Now we want answers in a day. An hour. Or in real-time. And that’s where the future is. It’s a big challenge for data scientists. That kind of work takes serious tech, computing power and resource.
Just look at the growth of the Internet of Things. It’s estimated there’ll be around 26 billion devices operational by 2020. Each collecting huge amounts of real time data, some of which will never have been observed before. It’s going to change the way digital businesses operate in big ways.
At Capital One we’re super excited about the potential of new technologies. It’s something we’re heavily invested in. Both because it’s exciting, and because we want our customers to be the first to benefit.
There’s a lot of competition right now for tech talent. Do you think there’s enough talent to go around?

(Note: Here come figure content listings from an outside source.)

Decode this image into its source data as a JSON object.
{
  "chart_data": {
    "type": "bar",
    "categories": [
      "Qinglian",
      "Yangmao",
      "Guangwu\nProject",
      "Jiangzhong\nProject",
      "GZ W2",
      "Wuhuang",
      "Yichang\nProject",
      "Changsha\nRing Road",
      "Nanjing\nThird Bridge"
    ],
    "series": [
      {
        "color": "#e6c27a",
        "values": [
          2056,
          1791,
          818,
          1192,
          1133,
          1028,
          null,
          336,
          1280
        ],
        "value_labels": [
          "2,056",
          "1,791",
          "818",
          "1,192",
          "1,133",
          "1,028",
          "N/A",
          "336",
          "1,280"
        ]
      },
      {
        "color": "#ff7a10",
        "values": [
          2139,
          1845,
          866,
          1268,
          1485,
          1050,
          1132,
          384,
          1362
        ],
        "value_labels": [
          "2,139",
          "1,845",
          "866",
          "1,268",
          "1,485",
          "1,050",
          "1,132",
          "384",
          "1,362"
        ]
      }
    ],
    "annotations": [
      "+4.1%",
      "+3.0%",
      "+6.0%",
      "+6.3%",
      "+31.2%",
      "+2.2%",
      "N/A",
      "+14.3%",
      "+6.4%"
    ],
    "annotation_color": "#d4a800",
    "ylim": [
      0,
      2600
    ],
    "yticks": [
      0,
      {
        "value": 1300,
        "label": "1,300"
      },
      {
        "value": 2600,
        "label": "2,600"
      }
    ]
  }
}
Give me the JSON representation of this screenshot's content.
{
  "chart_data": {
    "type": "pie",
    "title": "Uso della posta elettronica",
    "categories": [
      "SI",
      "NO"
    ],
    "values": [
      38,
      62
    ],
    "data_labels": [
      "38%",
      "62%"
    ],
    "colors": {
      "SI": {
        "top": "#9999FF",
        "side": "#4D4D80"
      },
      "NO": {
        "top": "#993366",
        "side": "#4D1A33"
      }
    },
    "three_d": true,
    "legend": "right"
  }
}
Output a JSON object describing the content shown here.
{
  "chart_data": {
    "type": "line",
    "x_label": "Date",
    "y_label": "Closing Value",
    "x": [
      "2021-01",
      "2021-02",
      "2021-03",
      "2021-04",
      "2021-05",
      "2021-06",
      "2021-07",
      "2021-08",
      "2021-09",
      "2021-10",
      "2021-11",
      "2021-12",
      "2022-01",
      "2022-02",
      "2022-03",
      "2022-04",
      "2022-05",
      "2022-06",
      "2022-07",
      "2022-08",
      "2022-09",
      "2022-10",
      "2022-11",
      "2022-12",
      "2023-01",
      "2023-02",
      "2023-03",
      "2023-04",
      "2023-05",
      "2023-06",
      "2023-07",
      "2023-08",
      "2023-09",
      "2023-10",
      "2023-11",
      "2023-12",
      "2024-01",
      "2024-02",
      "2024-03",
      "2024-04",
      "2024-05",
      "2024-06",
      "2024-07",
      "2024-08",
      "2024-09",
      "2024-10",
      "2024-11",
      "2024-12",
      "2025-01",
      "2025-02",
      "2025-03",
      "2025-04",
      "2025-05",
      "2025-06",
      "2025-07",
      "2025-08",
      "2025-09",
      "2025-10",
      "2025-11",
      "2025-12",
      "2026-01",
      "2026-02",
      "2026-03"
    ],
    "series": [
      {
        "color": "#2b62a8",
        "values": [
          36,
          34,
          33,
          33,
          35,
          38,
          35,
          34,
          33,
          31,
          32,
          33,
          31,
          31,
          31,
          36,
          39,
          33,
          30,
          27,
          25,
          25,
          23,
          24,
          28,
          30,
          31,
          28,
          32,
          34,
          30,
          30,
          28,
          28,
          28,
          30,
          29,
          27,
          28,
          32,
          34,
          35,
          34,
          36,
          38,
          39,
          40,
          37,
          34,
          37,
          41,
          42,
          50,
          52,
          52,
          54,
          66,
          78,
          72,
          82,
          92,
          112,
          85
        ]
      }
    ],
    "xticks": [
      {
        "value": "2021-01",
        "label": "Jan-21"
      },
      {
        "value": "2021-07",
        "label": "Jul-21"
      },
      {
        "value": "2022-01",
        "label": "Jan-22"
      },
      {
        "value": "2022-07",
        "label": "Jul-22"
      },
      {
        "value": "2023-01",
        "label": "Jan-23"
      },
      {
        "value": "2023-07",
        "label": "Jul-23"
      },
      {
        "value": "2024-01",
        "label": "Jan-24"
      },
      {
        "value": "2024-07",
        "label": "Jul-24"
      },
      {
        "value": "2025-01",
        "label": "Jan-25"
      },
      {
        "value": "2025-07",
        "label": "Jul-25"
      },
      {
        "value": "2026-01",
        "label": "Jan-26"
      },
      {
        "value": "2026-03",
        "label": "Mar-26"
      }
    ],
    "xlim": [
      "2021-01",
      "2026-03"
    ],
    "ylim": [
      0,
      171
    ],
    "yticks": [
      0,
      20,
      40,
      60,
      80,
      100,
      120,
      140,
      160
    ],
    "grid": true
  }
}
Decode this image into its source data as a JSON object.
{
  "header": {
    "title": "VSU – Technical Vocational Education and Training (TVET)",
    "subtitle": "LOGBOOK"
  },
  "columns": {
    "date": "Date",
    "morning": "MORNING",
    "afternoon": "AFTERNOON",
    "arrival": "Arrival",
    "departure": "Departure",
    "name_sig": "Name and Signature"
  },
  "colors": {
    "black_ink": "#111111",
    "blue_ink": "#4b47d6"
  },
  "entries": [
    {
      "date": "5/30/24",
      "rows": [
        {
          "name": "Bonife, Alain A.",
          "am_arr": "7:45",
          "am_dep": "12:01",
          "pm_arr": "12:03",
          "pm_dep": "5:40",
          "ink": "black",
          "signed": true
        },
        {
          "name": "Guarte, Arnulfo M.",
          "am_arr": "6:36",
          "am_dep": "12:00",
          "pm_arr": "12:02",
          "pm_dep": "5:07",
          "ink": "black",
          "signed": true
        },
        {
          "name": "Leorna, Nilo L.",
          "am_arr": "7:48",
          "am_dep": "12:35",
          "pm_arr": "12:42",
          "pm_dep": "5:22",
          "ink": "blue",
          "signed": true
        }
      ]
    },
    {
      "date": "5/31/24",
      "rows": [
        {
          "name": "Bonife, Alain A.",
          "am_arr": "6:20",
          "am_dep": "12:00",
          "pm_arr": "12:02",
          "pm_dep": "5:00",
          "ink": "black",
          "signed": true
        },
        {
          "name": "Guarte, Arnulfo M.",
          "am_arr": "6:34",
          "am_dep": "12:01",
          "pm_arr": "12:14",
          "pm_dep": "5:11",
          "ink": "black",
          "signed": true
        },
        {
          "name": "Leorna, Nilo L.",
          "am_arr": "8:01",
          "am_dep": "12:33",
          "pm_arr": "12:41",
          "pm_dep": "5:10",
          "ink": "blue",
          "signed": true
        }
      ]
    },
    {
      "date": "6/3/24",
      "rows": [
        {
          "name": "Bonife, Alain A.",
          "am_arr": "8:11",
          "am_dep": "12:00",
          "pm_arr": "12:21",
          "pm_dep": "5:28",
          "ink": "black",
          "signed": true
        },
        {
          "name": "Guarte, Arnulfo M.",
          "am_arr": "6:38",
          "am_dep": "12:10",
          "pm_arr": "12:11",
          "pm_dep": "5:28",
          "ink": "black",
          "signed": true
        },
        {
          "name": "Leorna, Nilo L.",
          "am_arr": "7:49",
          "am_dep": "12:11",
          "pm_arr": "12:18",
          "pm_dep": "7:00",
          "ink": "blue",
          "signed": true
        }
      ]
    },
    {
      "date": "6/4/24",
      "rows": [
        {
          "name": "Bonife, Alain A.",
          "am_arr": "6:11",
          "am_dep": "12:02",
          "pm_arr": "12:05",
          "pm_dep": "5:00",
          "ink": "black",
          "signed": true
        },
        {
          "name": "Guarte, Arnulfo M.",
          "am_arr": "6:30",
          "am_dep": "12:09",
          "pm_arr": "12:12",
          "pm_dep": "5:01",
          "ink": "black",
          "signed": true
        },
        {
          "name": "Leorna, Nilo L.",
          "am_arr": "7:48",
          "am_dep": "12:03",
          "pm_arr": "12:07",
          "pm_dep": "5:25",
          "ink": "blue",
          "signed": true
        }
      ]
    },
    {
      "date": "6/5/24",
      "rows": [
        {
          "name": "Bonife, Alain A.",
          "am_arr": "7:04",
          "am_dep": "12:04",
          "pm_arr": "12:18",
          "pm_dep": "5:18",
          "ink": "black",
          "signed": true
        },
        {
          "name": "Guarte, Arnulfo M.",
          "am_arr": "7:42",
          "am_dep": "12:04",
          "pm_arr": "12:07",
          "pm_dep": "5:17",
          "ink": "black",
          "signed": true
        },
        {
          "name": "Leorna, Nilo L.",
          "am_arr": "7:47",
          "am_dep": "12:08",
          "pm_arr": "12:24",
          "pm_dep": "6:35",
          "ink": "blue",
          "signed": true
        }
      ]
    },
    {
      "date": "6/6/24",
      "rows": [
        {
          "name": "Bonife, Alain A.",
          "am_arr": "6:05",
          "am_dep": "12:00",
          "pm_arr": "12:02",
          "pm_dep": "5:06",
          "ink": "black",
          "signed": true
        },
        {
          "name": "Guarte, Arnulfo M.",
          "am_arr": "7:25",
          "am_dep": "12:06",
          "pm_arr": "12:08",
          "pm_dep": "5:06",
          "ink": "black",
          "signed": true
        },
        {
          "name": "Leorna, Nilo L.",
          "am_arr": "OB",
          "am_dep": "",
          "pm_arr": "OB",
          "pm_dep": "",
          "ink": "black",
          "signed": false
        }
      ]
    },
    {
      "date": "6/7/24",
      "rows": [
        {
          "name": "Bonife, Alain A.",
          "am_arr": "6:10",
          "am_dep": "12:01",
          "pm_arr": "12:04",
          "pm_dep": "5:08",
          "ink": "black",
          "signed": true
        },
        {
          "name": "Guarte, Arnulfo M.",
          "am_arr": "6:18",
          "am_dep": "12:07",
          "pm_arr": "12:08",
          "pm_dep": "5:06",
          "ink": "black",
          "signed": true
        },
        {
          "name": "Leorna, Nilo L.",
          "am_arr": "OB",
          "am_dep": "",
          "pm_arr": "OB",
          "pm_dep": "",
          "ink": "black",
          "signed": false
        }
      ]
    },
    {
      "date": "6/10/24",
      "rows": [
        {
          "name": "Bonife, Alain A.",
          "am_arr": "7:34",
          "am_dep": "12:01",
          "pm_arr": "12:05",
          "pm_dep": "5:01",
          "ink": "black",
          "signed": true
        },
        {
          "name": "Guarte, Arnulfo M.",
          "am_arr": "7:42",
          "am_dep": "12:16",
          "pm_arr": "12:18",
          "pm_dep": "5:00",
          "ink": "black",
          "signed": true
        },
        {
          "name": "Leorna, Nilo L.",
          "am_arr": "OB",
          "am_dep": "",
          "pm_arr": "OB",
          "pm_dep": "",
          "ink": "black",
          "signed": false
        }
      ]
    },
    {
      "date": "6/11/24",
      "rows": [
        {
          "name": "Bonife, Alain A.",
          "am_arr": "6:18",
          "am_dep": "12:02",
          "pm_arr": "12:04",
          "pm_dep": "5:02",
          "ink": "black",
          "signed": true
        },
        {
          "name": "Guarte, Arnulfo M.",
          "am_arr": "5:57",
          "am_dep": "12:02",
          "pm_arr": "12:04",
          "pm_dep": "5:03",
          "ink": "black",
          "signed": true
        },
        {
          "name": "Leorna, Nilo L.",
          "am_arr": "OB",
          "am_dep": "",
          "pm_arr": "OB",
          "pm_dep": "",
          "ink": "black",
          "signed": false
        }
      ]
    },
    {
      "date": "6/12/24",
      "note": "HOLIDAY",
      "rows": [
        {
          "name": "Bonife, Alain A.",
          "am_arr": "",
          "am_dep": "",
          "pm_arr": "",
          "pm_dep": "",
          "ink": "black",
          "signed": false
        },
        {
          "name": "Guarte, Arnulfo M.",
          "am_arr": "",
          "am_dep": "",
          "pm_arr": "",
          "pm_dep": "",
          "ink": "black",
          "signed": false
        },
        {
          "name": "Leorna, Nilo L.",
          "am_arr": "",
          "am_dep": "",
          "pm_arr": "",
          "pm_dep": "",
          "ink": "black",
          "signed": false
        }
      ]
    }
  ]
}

Totally. I think the data science world is flourishing. Schools and universities have recognised the important role of STEM subjects, and we’re starting to see the benefits.
There’s no doubt there’s a lot of competition out there. We’ve done really well to attract some incredibly skilled people, and will continue to do so. A big part of this is the opportunities people get here. We offer people the chance to work on big scale projects, where their work could make real differences to the lives of millions of people.
Looking back on your 15-year career in data science, what’s the one thing you know now that you wish you knew sooner.
That’s a good question.
If I had to pick one thing, I’d say: collaboration. It’s a big part of our success at Capital One. We don’t have any one man research projects. Sure, we have talented people who specialise in particular fields, but we’re not about silo working.
For the magic to happen – you need to bring people together.